Danglard examinó el cliché. Efectivamente, las heridas se alineaban en una recta perfecta. Comprendía ahora las medidas que Adamsberg había tomado en la fotografía de Schiltigheim.

– Usted era sólo un jovencísimo investigador de base, un novato. ¿Cómo pudo obtener este cliché?

– Lo mangué -dijo Adamsberg tranquilamente-. Aquel tridente, Danglard, era una vieja herramienta, de mango pulido y decorado, con la barra transversal oxidada. Pero sus púas estaban brillantes, pulidas, sin un rastro de tierra, sin una mancha. Limpio, indemne, virgen como la aurora. ¿Qué le parece?
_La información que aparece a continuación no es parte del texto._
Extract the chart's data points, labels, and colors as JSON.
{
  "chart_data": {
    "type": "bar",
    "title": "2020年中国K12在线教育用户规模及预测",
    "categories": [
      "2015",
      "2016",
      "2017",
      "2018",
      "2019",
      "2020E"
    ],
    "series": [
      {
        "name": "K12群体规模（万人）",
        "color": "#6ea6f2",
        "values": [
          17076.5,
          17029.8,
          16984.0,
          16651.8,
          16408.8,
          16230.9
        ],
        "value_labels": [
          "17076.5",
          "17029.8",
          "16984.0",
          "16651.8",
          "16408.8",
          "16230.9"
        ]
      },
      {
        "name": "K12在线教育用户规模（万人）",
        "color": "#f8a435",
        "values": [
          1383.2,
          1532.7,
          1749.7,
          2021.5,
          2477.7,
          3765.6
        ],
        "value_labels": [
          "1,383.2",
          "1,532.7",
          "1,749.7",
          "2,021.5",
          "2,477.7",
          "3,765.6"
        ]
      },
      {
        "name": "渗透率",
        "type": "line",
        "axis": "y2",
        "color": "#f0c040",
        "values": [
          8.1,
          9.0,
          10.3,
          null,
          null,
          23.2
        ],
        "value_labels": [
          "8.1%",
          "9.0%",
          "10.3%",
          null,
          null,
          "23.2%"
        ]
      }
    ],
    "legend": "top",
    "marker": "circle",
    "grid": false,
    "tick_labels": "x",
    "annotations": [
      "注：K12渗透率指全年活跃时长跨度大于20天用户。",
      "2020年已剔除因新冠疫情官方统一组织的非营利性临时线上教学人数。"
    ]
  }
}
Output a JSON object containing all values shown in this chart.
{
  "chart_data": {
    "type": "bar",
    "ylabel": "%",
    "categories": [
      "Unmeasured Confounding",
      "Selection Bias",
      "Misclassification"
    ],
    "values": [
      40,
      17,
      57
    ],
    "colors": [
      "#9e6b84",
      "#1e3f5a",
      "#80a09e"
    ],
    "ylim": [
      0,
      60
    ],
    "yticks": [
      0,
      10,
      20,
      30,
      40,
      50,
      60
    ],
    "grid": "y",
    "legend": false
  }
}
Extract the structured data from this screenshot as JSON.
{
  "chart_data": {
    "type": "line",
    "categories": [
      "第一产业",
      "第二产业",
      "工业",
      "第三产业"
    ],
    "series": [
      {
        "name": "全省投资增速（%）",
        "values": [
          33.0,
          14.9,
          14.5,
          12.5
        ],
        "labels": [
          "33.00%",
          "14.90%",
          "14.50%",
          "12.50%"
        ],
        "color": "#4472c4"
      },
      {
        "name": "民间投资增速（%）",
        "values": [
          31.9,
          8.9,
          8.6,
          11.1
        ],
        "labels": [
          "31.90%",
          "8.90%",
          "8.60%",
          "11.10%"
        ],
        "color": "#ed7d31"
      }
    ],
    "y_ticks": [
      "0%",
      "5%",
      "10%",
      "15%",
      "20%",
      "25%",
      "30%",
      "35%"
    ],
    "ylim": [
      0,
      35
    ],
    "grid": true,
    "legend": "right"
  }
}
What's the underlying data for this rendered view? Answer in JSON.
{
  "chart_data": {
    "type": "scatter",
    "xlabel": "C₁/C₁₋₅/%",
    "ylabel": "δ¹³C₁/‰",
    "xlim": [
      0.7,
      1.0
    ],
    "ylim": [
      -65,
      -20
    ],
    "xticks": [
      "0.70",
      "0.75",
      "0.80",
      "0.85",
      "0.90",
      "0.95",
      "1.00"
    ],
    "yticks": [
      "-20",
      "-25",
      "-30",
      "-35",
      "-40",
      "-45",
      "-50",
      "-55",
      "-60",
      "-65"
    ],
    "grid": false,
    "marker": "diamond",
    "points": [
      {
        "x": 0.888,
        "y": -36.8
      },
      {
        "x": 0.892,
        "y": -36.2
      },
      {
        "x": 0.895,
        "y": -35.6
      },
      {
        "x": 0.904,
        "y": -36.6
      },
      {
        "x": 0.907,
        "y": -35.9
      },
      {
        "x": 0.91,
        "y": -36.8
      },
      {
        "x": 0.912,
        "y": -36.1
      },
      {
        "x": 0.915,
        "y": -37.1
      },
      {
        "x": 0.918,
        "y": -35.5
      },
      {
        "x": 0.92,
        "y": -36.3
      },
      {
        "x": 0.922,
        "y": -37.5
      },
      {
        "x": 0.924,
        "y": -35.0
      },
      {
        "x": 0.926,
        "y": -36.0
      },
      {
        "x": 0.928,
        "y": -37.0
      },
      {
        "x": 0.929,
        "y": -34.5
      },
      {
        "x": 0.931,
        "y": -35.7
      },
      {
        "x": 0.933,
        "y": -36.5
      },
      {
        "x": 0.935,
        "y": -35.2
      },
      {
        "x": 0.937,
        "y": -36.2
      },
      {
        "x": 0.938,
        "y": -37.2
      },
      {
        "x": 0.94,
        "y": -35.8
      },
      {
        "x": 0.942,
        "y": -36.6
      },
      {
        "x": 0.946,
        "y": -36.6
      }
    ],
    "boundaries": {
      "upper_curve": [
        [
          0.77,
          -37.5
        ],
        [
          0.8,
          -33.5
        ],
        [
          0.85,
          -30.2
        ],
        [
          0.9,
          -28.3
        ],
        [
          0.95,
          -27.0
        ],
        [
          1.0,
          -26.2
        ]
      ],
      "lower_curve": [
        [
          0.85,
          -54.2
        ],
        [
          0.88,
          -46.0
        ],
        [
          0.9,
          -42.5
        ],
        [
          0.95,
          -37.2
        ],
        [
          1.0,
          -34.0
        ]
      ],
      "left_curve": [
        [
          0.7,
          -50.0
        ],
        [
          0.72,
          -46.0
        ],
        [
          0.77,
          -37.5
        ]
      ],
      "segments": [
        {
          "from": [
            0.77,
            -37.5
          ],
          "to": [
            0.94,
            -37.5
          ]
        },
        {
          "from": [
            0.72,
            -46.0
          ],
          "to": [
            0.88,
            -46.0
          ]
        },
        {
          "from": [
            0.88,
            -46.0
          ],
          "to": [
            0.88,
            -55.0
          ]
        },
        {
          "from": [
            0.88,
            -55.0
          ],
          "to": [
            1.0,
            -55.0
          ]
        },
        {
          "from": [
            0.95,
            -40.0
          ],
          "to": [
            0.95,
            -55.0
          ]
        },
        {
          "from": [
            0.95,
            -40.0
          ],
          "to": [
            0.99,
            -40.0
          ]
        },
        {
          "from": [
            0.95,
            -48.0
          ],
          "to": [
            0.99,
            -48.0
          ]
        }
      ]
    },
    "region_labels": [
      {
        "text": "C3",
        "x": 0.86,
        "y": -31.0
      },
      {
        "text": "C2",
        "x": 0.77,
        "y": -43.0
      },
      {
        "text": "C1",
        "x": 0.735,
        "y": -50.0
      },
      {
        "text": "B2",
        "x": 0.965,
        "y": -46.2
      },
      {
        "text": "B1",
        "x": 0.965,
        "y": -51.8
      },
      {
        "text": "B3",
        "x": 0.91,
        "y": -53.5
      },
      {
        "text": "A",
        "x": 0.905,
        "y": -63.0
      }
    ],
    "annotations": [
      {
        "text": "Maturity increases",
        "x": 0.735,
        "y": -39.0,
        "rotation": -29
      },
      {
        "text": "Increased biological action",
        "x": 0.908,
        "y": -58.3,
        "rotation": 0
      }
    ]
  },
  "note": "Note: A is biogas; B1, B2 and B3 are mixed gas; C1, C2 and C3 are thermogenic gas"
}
– Que es molesto pero no abrumador.

– Que está claro como el agua de la launa. Cuando vi el instrumento, la evidencia me estalló en plena cara.

– Como el sapo.

– Más o menos. Un montón de guarrerías y vicios, las verdaderas entrañas del Señor del lugar. Pero allí estaba, precisamente, en la puerta de su granero, sujetando por la correa a sus dos perros infernales que casi habían devorado a Jeannot. Me observaba. Y cuando el juez Fulgence te observaba, Danglard, incluso a los dieciocho años, la camisa no te llegaba al cuerpo. Me preguntó qué estaba haciendo en su casa, con aquella rabia seca tan típica de su voz. Respondí que quería hacerle una jugarreta, aflojar las tuercas de su banco de trabajo. Le había hecho tantas jugarretas en esos años que me creyó y, con gesto de emperador, me enseñó la salida diciendo solamente: «Adelántate, muchacho. Contaré hasta cuatro». Corrí como un loco hacia el muro. Sabía que al llegar a «cuatro», soltaría a los perros. Uno de los pastores me arrancó la parte baja de los pantalones, pero pude soltarme y saltar el muro.